HEPATOTOXICITY OF ALCOHOL-INDUCED POLAR RETINOID METABOLITES INVOLVES APOPTOSIS VIA LOSS OF MITOCHONDRIAL MEMBRANE POTENTIAL

Authors: DAN, ZILI - UNIV ERLANGEN GERMANY; POPOV, YURY - UNIV ERLANGEN GERMANY; PATSENKER, ELEONORA - UNIV ERLANGEN GERMANY; PREIMEL, DOROTHEE - UNIV ERLANGEN GERMANY; Liu, Chun; Wang, Xiang-Dong; SEITZ, HELMUT - UNIV HEIDELBERG GERMANY; SCHUPPAN, DETLEF - UNIV ERLANGEN GERMANY; STICKEL, FELIX - UNIV ERLANGEN GERMANY

Submitted to: Journal of Federation of American Societies for Experimental Biology
Publication Type: Peer Reviewed Journal
Publication Acceptance Date: 11/18/2004
Publication Date: 2/24/2005
Citation: Dan, Z., Popov, Y., Patsenker, E., Preimel, D., Liu, C., Wang, X., Seitz, H.K., Schuppan, D., Stickel, F. 2005. Hepatotoxicity of alcohol-induced polar retinoid metabolites involves apoptosis via loss of mitochondrial membrane potential. Journal of Federation of American Societies for Experimental Biology. [FJ Express 10.1096/fj.04-2809fje, published online February 24, 2005] Available at http://www.fasebj.org.

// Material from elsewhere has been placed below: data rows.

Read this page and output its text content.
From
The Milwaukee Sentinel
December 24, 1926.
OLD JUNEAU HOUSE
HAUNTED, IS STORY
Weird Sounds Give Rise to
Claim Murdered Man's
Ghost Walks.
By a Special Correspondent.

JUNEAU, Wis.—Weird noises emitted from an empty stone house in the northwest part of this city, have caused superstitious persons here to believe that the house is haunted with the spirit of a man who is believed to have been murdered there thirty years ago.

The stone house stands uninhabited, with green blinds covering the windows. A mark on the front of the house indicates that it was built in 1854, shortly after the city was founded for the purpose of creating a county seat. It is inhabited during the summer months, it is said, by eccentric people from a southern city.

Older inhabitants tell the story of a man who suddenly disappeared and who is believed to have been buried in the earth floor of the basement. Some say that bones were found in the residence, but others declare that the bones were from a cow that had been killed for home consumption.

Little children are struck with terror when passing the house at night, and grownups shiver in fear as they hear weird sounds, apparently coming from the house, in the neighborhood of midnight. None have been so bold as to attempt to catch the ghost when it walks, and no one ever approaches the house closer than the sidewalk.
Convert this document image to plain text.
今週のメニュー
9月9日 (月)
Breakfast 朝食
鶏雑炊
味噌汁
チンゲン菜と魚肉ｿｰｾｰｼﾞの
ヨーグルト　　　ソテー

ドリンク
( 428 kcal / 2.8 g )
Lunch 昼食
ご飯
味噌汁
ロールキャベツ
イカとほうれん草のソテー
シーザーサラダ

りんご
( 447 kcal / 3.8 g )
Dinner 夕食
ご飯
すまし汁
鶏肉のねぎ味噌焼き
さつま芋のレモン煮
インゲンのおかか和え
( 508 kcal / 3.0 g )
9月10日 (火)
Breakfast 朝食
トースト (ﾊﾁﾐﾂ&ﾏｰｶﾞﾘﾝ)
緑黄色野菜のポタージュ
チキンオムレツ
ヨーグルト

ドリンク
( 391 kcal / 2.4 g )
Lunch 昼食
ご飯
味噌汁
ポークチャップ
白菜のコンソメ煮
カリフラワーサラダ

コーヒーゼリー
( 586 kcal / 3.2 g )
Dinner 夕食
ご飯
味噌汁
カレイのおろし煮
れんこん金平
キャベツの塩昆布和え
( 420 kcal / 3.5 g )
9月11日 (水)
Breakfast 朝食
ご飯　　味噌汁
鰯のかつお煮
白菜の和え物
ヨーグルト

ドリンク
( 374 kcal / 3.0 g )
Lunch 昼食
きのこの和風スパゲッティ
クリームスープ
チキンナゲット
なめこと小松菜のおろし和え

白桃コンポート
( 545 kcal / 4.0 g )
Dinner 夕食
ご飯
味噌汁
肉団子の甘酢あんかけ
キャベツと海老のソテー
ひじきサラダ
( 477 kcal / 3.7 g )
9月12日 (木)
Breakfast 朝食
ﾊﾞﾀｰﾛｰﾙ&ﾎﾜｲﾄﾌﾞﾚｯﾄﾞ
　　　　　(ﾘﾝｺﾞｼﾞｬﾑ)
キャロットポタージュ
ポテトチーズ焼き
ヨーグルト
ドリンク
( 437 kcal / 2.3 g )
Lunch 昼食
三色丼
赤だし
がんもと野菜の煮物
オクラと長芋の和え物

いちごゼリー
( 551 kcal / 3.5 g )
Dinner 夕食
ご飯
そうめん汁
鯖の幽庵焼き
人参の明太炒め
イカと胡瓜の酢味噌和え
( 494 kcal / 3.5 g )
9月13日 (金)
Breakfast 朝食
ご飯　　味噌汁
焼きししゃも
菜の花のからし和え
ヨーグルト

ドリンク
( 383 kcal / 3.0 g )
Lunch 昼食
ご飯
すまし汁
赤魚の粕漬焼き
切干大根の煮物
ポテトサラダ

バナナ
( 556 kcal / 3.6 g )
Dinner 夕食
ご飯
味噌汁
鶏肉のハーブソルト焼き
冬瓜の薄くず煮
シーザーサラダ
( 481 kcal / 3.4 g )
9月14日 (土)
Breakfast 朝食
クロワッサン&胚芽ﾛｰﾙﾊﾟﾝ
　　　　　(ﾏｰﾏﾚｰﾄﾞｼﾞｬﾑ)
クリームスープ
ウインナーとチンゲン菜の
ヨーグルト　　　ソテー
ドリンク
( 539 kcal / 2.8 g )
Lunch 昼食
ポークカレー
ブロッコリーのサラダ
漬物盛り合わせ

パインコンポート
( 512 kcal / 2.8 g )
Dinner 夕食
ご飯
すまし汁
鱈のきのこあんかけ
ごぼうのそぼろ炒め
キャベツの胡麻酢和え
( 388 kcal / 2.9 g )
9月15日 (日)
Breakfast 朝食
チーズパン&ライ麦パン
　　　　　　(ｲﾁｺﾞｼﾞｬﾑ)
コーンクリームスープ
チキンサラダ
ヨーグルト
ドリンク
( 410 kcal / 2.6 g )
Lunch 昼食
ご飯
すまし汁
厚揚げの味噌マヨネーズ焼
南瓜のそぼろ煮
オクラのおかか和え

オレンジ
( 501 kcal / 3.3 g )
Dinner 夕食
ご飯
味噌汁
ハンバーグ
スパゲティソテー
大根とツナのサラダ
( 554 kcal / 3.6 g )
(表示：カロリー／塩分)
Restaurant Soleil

Interpretive Summary: Chronic alcohol consumption decreases liver vitamin A level and vitamin A supplementation has been recommended for correction of this deficiency. However, high-dose vitamin A supplementation is hepatotoxic. It was suggested that polar vitamin A metabolites induced by alcohol aggravate liver damage. However, direct experimental evidence supporting this hypothesis is still lacking. In the present study, we investigated effects of polar vitamin A metabolites on cultured liver cell toxicity. Polar vitamin A metabolites were extracted from liver tissues of rats fed either an alcoholic or control diet for one month. Cultured liver cell toxicity was evaluated using six different methods. Results show that polar metabolites of vitamin A caused marked cytotoxicity in a concentration- and time-dependent manner. This toxicity involved apoptosis via loss of mitochondrial membrane potential. In conclusion, the present data demonstrates that polar vitamin A metabolites cause marked hepatocyte death through the induction of apoptosis.

Technical Abstract: Chronic alcohol consumption depletes hepatic vitamin A stores and vitamin A supplementation has been recommended for correction of this deficiency. However, high-dose vitamin A supplementation is hepatotoxic which is further potentiated by concomitant alcohol consumption. The mechanisms for this phenomenon are poorly understood. Recently, it was suggested that polar retinoid metabolites generated by alcohol-inducible cytochrome P4502E1 aggravate liver damage. However, direct experimental evidence supporting this hypothesis is still lacking. Our aim was to elucidate the effects of polar retinoid metabolites on cultured HepG2 cells and primary rat hepatocytes. Polar retinoid metabolites were extracted from liver tissues of Sprague-Dawley rats fed either an alcoholic or isocaloric control Lieber-DeCarli liquid diet for one month. Cell culture toxicity assays included morphology assessment, trypan blue exclusion test, and LDH/AST leakage. Staining for DAPI and acridine orange, FACS analysis and Western Blot for cleaved caspase-9 and -3 were used to detect apoptosis. Polar retinoid metabolites caused marked cytotoxicity in a concentration- and time-dependent manner in both cell types reflected by morphological changes, a dramatic increase in trypan blue positive cells and LDH/AST leakage. This toxicity involved apoptosis, as demonstrated by a time-dependent increase of sub-G1 cellular events, a rapid loss of mitochondrial membrane potential and a time-dependent activation of caspase-9 and -3. No toxicity was found with equivalent doses of the control extract from non-alcoholic rats. The present data demonstrate that polar retinoid metabolites cause marked hepatocyte death through the induction of apoptosis.